Что такое — его стихи?

Потрясающей яркости таланта, — бесспорного, такого, какой и судить не хочется — не было. Мне даже казалось в иные минуты, что это — тончайшая амальгама и непомерности всего, что он впитал в себя. Такая тонкая, что и определить ее, уловить ее — нельзя. Были стихи, помеченные 12-м, даже 11-м годом. И странно! — они почти не разнились от позднейших, Даже по форме, отнюдь не ребяческой.

Нет, нет, все-таки не амальгама. Жила в этих строчках и трепетная душа. Вглядываясь, вдумываясь, можно было увидеть и детскую ее недовершенность. Детский порыв, взлет —

И звенит над миром сонным

Юность гордая моя! —

потом снова — недетская печаль, безысходная, безвременная.

Как жалко, что нет (и не будет) у меня в руках этой тетрадки. И что ни одного стихотворения я не помню (никаких не помню стихов, даже своих).
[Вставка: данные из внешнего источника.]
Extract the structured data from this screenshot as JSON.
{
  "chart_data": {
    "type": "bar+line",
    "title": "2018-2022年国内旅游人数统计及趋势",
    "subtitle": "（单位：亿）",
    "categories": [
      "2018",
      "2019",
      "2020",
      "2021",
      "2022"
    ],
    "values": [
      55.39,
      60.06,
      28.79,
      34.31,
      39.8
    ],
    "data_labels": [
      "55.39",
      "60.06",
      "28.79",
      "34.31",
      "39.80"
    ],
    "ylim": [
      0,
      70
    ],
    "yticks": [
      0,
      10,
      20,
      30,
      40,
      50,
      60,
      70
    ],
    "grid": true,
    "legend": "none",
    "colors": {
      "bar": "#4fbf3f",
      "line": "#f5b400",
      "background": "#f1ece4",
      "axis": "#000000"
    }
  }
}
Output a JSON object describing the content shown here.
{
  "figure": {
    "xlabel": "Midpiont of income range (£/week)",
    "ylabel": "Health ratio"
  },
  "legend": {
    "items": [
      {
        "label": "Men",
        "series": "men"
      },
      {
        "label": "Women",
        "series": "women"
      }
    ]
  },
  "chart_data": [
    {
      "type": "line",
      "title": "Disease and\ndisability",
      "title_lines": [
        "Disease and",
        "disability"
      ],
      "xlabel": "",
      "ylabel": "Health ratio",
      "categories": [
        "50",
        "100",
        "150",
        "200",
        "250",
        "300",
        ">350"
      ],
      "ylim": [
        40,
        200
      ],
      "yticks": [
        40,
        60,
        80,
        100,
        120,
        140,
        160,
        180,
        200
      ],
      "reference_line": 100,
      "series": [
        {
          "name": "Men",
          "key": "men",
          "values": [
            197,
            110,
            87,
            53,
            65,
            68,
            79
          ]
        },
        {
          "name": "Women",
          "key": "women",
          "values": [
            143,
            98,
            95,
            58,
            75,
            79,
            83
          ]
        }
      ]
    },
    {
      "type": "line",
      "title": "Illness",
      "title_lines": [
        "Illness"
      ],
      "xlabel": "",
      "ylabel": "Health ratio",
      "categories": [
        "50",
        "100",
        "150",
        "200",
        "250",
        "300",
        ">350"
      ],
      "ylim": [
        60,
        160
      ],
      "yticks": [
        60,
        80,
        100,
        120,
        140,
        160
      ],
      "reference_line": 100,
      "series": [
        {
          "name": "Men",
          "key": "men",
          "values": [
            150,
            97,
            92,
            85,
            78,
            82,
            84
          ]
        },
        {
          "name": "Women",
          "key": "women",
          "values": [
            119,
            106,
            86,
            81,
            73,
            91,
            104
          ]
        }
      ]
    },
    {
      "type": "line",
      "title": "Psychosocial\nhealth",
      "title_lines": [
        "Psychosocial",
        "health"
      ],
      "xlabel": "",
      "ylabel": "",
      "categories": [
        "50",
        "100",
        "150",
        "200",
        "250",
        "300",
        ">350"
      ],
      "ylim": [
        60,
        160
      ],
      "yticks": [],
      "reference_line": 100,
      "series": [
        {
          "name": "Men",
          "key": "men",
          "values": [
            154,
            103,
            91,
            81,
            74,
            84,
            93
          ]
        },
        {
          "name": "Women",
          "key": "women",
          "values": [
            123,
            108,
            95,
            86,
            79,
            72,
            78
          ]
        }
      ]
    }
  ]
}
Вот несколько оборванных строчек из очень раннего стихотворения, когда Део было, вероятно, лет 12–13.

Мы не умеем слышать. Мы не умеем видеть.

Мы видим только злые и грубые черты.

В обычности — ее мы привыкли ненавидеть, —

Есть много хрупких знаков (бесцельной) красоты.

………………….непонятны.

Трава ль застонет нежно под топчущей ногой —

Не видим мы, не слышим. И диво ль, что невнятны

Слова земных молитв, и беден мир земной?..

Я выписываю эти строки не потому, что они лучшие, а потому, что они единственные, уцелевшие в памяти. Вот и все.

Мы вернулись в Петербург. И наступил «октябрь». Какие могли мы получать письма — из далекой, горной Шуши?

Тянулись дни нашего Петроградского (уже не Петербургского — еще не Ленинградского) пленения.

Потом — холодное, снежное бегство (словно через тайгу сибирскую) и — бездомная воля.

«Одни погибли, другие изменили…» Сколько лет пленение длилось? На сколько лет — бездомная воля?

Были вести о друзьях-девочках; странные какие-то вести, противоречивые, немножко сумасшедшие… Что ж чем страннее, — тем вернее.

И вот, наконец, краткая весть о Део, первая со дня последней встречи:

«Део убит на Кавказе, в гражданской войне, на стороне красных».

МОЯ ПЕРВАЯ ЛЮБОВЬ

Н. М. Д.

I

…Зачем выдумывать? Невыдуманное, настоящее, только на первый взгляд кажется бледнее выдумки, да и то не всегда. А уж если поглубже посмотреть, так всякому станет ясно, что наши надстройки над жизнью весьма бесполезны.

Моя первая любовь… впрочем, она первая лишь потому, что первая сознательная; если же придерживаться формального счета, то она вторая, а самая первая — в Саратове: это черноволосая молодая гостья с бархаткой на шее. Я ее помню, как вчера, а было мне тогда четыре года. Но в четыре или сорок четыре года — влюбленность одна, и ее ни с чем не спутаешь: она дает два огромных и неразрывно связанных ощущения — блаженства и тайны. Это, конечно, лишь основа; но в моей пред-первой любви, в четыре года, ничего осложняющего любовь быть и не могло; зато «блаженство и тайна» овладели мною повелительно. Насчет «тайны» у меня до такой степени не было сомнений, что как раз это-то и предуготовало любви роковой исход.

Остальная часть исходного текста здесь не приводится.